I also think this is the right design, whatever this is a sitemap plugin. But robot.txt is spider friendly for sites that don't submit sitemaps. For documentation, it would be better to mention that robot.txt needs to be added to the publish folder.

Zhengqbbb avatar Jan 22 '22 08:01 Zhengqbbb

And for 1, you should set priority in frontmatter.sitemap.priority and it's injected in the speard operator I think. Is this option problematic to you?

  • But you can see that it is not mentioned in the English document, but mentioned in the one asked in Chinese.
  • I think the significance of this option item is that for md files that do not declare formatter on normal pages, this is a unified source of priority. After all, everyone is not very willing to think about the priority of this page.

Zhengqbbb avatar Jan 22 '22 09:01 Zhengqbbb

I also think this is the right design, whatever this is a sitemap plugin. But robot.txt is spider friendly for sites that don't submit sitemaps. For documentation, it would be better to mention that robot.txt needs to be added to the publish folder.

The missing option in docs is added.

Mister-Hope avatar Jan 31 '22 09:01 Mister-Hope

And for 1, you should set priority in frontmatter.sitemap.priority and it's injected in the speard operator I think. Is this option problematic to you?

  • But you can see that it is not mentioned in the English document, but mentioned in the one asked in Chinese.
  • I think the significance of this option item is that for md files that do not declare formatter on normal pages, this is a unified source of priority.

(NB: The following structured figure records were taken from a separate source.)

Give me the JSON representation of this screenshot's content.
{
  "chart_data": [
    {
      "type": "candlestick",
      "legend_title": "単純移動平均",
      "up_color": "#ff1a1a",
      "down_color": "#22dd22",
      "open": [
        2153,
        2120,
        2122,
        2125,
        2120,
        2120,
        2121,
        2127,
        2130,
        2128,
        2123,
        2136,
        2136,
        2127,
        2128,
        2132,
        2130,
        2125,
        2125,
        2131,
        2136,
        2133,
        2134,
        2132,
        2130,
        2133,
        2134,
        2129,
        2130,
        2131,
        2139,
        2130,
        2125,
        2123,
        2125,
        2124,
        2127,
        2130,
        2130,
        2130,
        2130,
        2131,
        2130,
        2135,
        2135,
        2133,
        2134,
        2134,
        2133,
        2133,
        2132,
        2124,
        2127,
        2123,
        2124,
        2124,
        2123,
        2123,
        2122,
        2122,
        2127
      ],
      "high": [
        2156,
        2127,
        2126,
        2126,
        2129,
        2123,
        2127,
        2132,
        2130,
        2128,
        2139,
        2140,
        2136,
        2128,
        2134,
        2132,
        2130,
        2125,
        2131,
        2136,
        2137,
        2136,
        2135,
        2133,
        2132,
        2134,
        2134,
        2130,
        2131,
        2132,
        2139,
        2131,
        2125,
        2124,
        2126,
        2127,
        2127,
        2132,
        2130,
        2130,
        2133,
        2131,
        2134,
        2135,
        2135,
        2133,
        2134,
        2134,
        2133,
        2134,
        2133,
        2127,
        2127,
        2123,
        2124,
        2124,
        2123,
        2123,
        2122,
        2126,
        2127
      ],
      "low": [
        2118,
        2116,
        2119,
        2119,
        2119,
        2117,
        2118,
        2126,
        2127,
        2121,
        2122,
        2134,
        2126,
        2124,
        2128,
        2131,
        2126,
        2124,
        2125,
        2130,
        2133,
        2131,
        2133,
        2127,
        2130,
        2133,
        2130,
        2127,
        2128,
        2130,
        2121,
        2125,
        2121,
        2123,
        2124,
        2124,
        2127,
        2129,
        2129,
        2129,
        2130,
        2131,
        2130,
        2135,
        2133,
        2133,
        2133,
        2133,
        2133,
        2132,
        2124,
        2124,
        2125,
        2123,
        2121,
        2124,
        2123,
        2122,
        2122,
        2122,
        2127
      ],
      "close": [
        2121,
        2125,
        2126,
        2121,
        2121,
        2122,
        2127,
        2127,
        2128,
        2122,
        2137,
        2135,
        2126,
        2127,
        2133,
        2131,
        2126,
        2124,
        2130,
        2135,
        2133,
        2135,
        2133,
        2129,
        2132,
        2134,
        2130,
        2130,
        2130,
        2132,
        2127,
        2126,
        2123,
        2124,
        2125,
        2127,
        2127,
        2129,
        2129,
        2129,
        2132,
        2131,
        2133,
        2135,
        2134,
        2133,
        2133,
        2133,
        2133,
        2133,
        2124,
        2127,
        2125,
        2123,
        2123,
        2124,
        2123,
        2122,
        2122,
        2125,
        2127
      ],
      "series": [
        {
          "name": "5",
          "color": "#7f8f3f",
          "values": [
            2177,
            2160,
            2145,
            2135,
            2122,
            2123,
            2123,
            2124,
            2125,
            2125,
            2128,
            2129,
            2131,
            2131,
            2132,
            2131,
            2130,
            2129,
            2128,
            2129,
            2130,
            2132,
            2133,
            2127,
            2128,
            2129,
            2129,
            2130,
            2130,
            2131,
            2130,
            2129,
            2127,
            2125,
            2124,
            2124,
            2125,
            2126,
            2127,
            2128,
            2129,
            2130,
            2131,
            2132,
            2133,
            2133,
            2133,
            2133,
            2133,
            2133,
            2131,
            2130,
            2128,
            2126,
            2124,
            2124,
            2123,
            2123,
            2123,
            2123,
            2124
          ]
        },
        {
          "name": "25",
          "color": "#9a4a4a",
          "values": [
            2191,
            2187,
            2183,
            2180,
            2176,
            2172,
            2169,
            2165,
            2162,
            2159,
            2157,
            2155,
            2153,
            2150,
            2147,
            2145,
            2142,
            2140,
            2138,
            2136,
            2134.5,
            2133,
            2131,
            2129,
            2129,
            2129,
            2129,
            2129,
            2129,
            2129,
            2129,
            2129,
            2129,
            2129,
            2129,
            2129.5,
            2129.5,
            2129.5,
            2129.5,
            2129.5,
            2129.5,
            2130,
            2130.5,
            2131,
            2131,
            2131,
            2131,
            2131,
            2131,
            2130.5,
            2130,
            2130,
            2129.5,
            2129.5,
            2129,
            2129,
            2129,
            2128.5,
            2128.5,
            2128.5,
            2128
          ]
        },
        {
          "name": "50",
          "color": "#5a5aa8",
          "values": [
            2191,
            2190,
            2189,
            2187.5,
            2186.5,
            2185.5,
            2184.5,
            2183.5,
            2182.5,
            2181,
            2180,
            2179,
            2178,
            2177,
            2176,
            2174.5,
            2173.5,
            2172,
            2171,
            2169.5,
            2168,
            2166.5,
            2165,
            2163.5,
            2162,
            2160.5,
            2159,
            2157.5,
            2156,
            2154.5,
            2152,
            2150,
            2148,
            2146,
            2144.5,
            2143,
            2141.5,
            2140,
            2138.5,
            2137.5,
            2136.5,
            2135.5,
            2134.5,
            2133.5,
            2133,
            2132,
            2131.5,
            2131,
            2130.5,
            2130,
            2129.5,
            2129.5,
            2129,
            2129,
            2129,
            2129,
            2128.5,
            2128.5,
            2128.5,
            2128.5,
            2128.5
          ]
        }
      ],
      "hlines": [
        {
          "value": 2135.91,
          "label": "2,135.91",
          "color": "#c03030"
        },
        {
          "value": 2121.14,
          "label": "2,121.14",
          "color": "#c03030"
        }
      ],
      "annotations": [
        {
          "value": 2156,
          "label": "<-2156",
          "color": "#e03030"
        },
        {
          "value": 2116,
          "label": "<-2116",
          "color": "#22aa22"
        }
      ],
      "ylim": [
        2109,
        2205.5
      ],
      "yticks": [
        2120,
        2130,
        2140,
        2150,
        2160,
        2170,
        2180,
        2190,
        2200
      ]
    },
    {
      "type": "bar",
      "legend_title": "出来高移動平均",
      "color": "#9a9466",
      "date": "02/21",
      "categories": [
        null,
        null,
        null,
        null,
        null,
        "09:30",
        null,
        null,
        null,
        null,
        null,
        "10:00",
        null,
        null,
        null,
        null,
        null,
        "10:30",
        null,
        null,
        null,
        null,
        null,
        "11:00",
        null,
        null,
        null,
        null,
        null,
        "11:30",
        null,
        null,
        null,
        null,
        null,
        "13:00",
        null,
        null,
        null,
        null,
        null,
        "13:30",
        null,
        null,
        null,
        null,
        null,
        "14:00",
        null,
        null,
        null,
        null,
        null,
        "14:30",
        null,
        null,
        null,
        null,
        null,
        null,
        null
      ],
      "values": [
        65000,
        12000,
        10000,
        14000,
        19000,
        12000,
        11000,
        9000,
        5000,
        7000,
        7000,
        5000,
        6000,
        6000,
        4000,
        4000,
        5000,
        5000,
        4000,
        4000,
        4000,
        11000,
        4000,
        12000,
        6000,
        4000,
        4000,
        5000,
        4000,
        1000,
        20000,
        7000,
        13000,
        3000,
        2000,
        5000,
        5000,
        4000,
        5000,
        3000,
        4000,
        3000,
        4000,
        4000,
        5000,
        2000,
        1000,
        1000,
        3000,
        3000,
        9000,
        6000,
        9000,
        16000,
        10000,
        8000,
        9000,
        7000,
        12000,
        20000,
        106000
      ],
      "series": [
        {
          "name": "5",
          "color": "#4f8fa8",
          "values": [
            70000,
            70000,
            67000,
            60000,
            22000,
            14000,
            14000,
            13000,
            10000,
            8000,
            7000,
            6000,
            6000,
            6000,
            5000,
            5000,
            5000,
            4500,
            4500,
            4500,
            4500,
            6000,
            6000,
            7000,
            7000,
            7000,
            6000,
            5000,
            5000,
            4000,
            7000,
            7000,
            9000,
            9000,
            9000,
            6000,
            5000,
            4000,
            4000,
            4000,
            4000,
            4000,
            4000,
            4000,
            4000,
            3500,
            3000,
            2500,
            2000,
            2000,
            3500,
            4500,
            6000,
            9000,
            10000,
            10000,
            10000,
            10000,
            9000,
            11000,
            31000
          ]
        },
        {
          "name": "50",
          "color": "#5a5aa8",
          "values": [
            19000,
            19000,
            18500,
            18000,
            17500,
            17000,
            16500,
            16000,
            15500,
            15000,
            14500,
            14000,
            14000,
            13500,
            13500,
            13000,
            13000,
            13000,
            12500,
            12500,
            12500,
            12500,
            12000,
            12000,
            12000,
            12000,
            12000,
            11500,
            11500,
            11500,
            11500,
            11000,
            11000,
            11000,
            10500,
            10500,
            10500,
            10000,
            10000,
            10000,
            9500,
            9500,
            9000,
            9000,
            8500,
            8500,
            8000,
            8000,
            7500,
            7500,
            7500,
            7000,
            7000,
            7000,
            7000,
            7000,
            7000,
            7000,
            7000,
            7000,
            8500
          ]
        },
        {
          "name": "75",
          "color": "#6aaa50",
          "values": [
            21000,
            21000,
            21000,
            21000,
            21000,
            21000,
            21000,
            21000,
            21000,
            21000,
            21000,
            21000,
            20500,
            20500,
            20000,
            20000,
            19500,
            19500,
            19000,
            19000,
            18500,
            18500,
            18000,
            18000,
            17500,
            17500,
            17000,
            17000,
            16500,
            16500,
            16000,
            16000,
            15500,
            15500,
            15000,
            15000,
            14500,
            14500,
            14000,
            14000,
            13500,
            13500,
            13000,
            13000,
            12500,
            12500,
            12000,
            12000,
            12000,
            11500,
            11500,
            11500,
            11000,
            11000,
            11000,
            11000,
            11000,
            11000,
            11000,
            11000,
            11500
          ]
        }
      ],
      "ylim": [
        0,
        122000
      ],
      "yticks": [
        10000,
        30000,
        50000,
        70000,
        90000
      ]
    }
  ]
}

After all, everyone is not very willing to think about the priority of this page.

A description is added

Mister-Hope avatar Jan 31 '22 09:01 Mister-Hope

@meteorlxy Could you have another check?

Mister-Hope avatar Jan 31 '22 09:01 Mister-Hope

Looking forward to the sitemap plugin!

Jelledb avatar Feb 09 '22 08:02 Jelledb

I can confirm the sitemap plugin is working fine, pulled the code from the PR in as a "vendored" dependency and it works great for our site.

JohannesRudolph avatar Feb 28 '22 13:02 JohannesRudolph

@meteorlxy 👀大哥有空审一下吧,不要摸鱼了🤣

(For the rest, free to ignore this, I can't catch up a translation in English for 摸鱼)

Mister-Hope avatar Mar 03 '22 15:03 Mister-Hope